Leave the hard armoured plates, the head, the back, and the large shell sections, in the bone colour of your undercoat, or deepen them slightly with a thin bone Contrast such as Skeleton Horde for a warmer, more organic look. The contrast between coloured skin and pale carapace is the heart of the scheme and reads instantly as Tyranid from right across the table.

4. Shade and Tidy

If any areas look flat, glaze a little more speed paint or a matching shade into the deepest recesses to push the shadows. Wash the claws, teeth, and talons with a brown shade like Agrax Earthshade to ground them. At this stage the model already looks finished from a distance, so everything that follows is simply polish.

5. Highlight the Claws

Give the swarm its bite. Paint the talons, claws, and teeth with a bone layer such as Ushabti Bone, then highlight the very tips with an even paler bone or off-white. Sharp, bright claw tips catch the eye and make the creatures look genuinely dangerous. On bigger monsters, a light drybrush of bone over the carapace edges adds quick texture.

6. Details and Base

Pick out the eyes, mouths, and tongues in a wet-looking red or a glowing colour to add life.
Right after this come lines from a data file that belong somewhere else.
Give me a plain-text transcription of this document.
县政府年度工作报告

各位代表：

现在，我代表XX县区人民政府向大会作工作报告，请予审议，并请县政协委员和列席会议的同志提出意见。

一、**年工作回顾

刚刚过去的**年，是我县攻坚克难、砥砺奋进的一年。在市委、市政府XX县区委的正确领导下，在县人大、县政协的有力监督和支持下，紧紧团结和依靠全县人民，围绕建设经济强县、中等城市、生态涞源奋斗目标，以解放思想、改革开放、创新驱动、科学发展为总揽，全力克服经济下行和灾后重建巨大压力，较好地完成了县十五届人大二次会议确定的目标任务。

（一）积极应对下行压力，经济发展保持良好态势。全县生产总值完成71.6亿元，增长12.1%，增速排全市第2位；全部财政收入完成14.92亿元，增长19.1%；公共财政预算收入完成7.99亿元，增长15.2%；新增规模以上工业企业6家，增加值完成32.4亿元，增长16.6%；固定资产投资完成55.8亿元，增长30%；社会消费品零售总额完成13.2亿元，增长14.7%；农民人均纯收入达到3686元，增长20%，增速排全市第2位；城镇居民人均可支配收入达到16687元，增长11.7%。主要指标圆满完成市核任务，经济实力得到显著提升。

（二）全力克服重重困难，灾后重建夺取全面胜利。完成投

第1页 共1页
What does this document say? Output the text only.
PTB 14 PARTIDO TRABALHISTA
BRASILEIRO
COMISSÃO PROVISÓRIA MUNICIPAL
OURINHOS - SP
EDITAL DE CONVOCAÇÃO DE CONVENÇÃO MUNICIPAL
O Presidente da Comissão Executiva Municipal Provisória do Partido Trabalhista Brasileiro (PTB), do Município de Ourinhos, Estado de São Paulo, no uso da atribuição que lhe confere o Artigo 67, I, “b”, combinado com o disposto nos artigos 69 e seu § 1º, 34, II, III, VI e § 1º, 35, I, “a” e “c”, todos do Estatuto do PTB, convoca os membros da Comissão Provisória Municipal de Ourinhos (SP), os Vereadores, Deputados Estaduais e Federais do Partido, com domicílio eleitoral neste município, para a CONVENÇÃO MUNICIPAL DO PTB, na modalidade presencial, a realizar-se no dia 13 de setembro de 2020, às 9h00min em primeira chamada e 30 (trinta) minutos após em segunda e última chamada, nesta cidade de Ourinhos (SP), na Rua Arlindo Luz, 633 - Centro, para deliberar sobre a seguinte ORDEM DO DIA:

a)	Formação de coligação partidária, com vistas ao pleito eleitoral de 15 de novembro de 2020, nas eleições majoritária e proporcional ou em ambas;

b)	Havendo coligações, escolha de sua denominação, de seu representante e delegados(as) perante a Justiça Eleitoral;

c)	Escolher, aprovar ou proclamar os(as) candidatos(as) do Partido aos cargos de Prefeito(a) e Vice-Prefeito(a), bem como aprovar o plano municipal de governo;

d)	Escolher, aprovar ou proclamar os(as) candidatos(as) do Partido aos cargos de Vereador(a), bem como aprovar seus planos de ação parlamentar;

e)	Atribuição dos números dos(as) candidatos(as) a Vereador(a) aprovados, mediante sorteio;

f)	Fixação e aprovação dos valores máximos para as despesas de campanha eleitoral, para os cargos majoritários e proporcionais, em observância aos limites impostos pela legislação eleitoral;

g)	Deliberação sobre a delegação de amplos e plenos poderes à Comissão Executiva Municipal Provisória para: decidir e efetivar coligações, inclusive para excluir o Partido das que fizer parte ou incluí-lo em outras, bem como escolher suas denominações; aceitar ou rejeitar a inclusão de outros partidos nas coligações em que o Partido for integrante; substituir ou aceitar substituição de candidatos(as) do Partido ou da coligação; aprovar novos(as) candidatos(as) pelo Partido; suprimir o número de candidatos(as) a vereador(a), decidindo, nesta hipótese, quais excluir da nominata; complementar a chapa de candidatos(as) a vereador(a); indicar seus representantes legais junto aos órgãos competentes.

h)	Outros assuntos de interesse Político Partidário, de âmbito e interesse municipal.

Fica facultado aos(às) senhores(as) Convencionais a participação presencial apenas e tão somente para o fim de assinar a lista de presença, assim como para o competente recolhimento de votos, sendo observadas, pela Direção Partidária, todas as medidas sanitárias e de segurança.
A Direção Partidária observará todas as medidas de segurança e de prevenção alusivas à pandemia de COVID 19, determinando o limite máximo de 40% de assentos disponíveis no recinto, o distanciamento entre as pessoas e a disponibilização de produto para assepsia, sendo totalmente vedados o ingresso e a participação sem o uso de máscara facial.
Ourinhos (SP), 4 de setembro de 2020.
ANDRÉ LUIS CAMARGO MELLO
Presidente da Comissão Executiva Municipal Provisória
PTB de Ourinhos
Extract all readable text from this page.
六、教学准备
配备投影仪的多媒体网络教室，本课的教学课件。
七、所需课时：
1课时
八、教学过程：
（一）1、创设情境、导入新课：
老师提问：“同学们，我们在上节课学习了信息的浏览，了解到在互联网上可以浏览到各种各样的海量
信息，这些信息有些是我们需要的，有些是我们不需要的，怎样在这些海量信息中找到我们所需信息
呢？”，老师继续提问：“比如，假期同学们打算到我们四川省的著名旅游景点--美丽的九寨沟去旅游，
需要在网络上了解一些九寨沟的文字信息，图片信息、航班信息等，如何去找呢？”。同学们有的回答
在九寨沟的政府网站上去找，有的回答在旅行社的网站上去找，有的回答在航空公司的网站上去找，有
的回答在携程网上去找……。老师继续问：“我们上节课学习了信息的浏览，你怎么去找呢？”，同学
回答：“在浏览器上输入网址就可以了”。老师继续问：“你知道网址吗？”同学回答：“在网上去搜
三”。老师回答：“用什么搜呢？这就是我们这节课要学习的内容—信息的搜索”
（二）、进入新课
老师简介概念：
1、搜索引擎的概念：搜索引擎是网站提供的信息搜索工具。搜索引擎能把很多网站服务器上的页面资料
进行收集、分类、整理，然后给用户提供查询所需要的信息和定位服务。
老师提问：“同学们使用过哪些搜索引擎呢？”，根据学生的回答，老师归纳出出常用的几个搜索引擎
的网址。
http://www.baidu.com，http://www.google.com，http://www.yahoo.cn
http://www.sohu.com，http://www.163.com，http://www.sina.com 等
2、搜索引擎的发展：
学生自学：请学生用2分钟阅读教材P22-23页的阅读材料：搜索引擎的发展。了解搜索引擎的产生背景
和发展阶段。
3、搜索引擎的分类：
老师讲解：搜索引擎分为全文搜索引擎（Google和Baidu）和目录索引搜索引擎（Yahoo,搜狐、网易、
For bases, a simple ash-waste or alien-earth texture paint, drybrushed lighter and edged in a tidy rim, ties the whole brood together. Keep basing quick and identical across the swarm, because consistency here does more for the army's look than fussy detail on any single model.

Final Tip

Assembly-line everything. Undercoat the whole brood, then do the skin colour on all of them, then the carapace, and so on down the line. Speed paints are made for exactly this, and a hive fleet of thirty-plus models is very achievable in a couple of evenings. Remember that a Tyranid army's horror comes from numbers, so good-enough-and-finished always beats perfect-and-unpainted.